Why I don’t think AGI is right around the corner
🎯 Summary
Podcast Episode Summary: Why I Don’t Think AGI Is Right Around the Corner
This podcast episode features a narrated reading of a blog post from June 3rd, 2025, where the host argues against the immediate arrival of Artificial General Intelligence (AGI), despite acknowledging the massive recent progress in Large Language Models (LLMs). The central thesis is that current LLMs fundamentally lack the capability for continual, organic, on-the-job learning, which is the key differentiator between today’s powerful tools and truly transformative, human-level general intelligence.
1. Focus Area: The discussion centers on the limitations of current LLMs in achieving AGI, specifically focusing on the lack of continual learning and the challenges in developing reliable, end-to-end computer use agents. The comparison is drawn between the static capabilities of current models and the adaptive nature of human employees.
2. Key Technical Insights:
- The Continual Learning Bottleneck: Current LLMs are stuck with their out-of-the-box abilities. While prompt engineering offers minor adjustments, it cannot replicate the iterative, context-building, and failure-interrogating learning process humans employ on the job (analogized to learning the saxophone).
- Context Window Brittleness: While long context windows (like Claude Code’s compaction feature) offer temporary session memory, titrating rich, task-specific experience into a text summary is brittle, especially outside text-heavy domains like software engineering.
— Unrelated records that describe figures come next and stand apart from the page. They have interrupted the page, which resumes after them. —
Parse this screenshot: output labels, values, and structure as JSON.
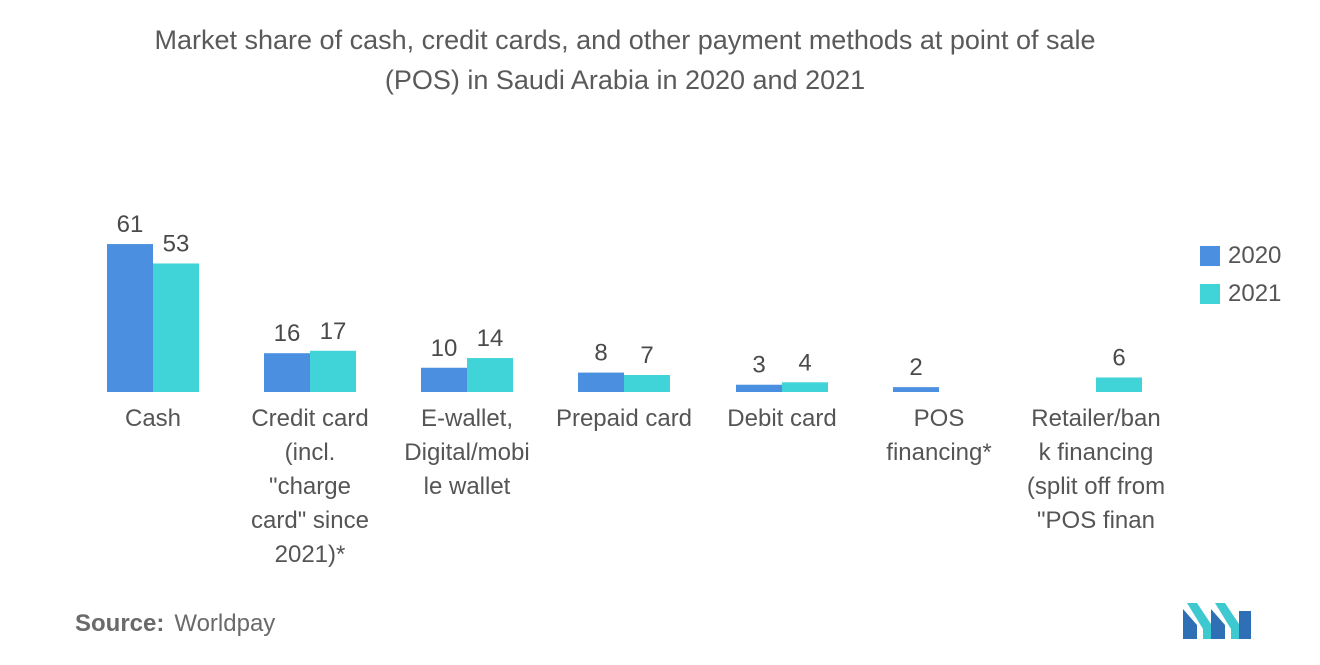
{
  "title_line1": "Market share of cash, credit cards, and other payment methods at point of sale",
  "title_line2": "(POS) in Saudi Arabia in 2020 and 2021",
  "source_label": "Source:",
  "source_value": "Worldpay",
  "logo_icon": "mordor-intelligence-logo-icon",
  "colors": {
    "s2020": "#4a8fe0",
    "s2021": "#40d4d8",
    "text": "#555555"
  },
  "chart_data": {
    "type": "bar",
    "title": "Market share of cash, credit cards, and other payment methods at point of sale (POS) in Saudi Arabia in 2020 and 2021",
    "categories": [
      "Cash",
      "Credit card (incl. \"charge card\" since 2021)*",
      "E-wallet, Digital/mobile wallet",
      "Prepaid card",
      "Debit card",
      "POS financing*",
      "Retailer/bank financing (split off from \"POS finan"
    ],
    "category_lines": [
      [
        "Cash"
      ],
      [
        "Credit card",
        "(incl.",
        "\"charge",
        "card\" since",
        "2021)*"
      ],
      [
        "E-wallet,",
        "Digital/mobi",
        "le wallet"
      ],
      [
        "Prepaid card"
      ],
      [
        "Debit card"
      ],
      [
        "POS",
        "financing*"
      ],
      [
        "Retailer/ban",
        "k financing",
        "(split off from",
        "\"POS finan"
      ]
    ],
    "series": [
      {
        "name": "2020",
        "values": [
          61,
          16,
          10,
          8,
          3,
          2,
          null
        ]
      },
      {
        "name": "2021",
        "values": [
          53,
          17,
          14,
          7,
          4,
          null,
          6
        ]
      }
    ],
    "legend_position": "right",
    "grid": false,
    "xlabel": "",
    "ylabel": ""
  }
}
- Computer Use Modality Gap: Developing reliable computer use agents (e.g., doing taxes end-to-end) is significantly harder than language tasks due to the need to process multimodal inputs (images/video) and the lack of a sufficiently large, pre-training corpus for complex UI interaction data.
3. Business/Investment Angle:
- Limited Near-Term Transformation: The host disagrees with the view that current LLMs are transformative even if progress stalls; he estimates less than 25% of white-collar employment would be automated without continuous learning capabilities.
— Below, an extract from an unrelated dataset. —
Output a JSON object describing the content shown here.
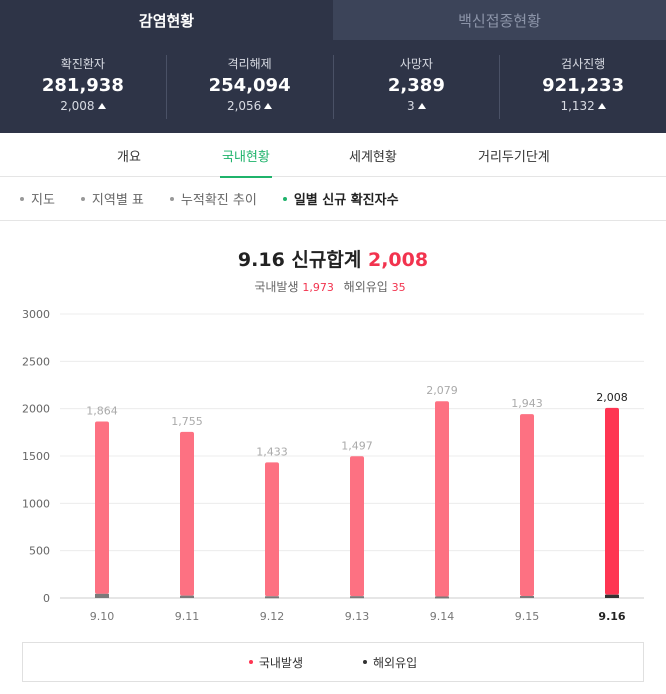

- Value Discontinuity Upon Solving Learning: The true economic discontinuity—a broadly deployed intelligence explosion—will only occur when continuous, organic learning is solved, making the next two decades potentially more impactful than the immediate future.
- Skepticism on Near-Term Agent Rollout: The host is skeptical that fully autonomous, week-long computer use agents (like end-to-end tax filing) will arrive by the end of 2026, suggesting the difficulty is comparable to the leap from GPT-2 to GPT-4 in language.
4. Notable Companies/People:
- Routager, Dornbush: Quoted for the adage: “Things take longer to happen than you think they will, and then they happen faster than you thought they could.”
- Shoto and Trenton (Brickett): Mentioned for holding the opposing view that stalled AI progress would still automate 25% of white-collar work within five years due to the ease of data collection on job tasks.
- Claude Code/Claude 3 Opus/Gemini 2.5: Cited as examples of models demonstrating impressive, albeit static, reasoning capabilities.
- DeepSeek (R1 paper): Referenced to illustrate how even seemingly simple algorithmic innovations (like verifiable problem training) required significant engineering time (two years from GPT-4 to 01).
5. Future Implications: The industry is heading toward a massive inflection point, but it is delayed until the continuous learning bottleneck is solved (predicted around 2032 for human-level on-the-job learning). Once solved, the ability for AI models to amalgamate learnings across all copies will lead to a rapid, broad deployment of intelligence, potentially resembling a “super intelligence” without requiring further fundamental algorithmic breakthroughs.
6. Target Audience: AI/ML Professionals, Tech Strategists, and Venture Capitalists focused on long-term AI timelines and the practical deployment challenges of current foundation models in enterprise settings.
🏢 Companies Mentioned
💬 Key Insights
"I think we're in the GPT-2 era for computer use, but we have no pre-training corpus, and the models are optimizing for a much sparser reward over a much longer time horizon using action primitives that they're unfamiliar with."
"An AI that is capable of online learning might functionally become a super intelligence quite rapidly without any further algorithmic progress."
"When we do solve continuous learning, we'll see a huge discontinuity in the value of these models."
"The fundamental problem is that LLMs don't get better over time the way a human would. This lack of continual learning is a huge, huge problem."
"AGI timelines are very lognormal. It's either this decade or bust."
"An AI that learns on the job as easily, organically, seamlessly, and quickly as a human for any white-collar work...: 2032."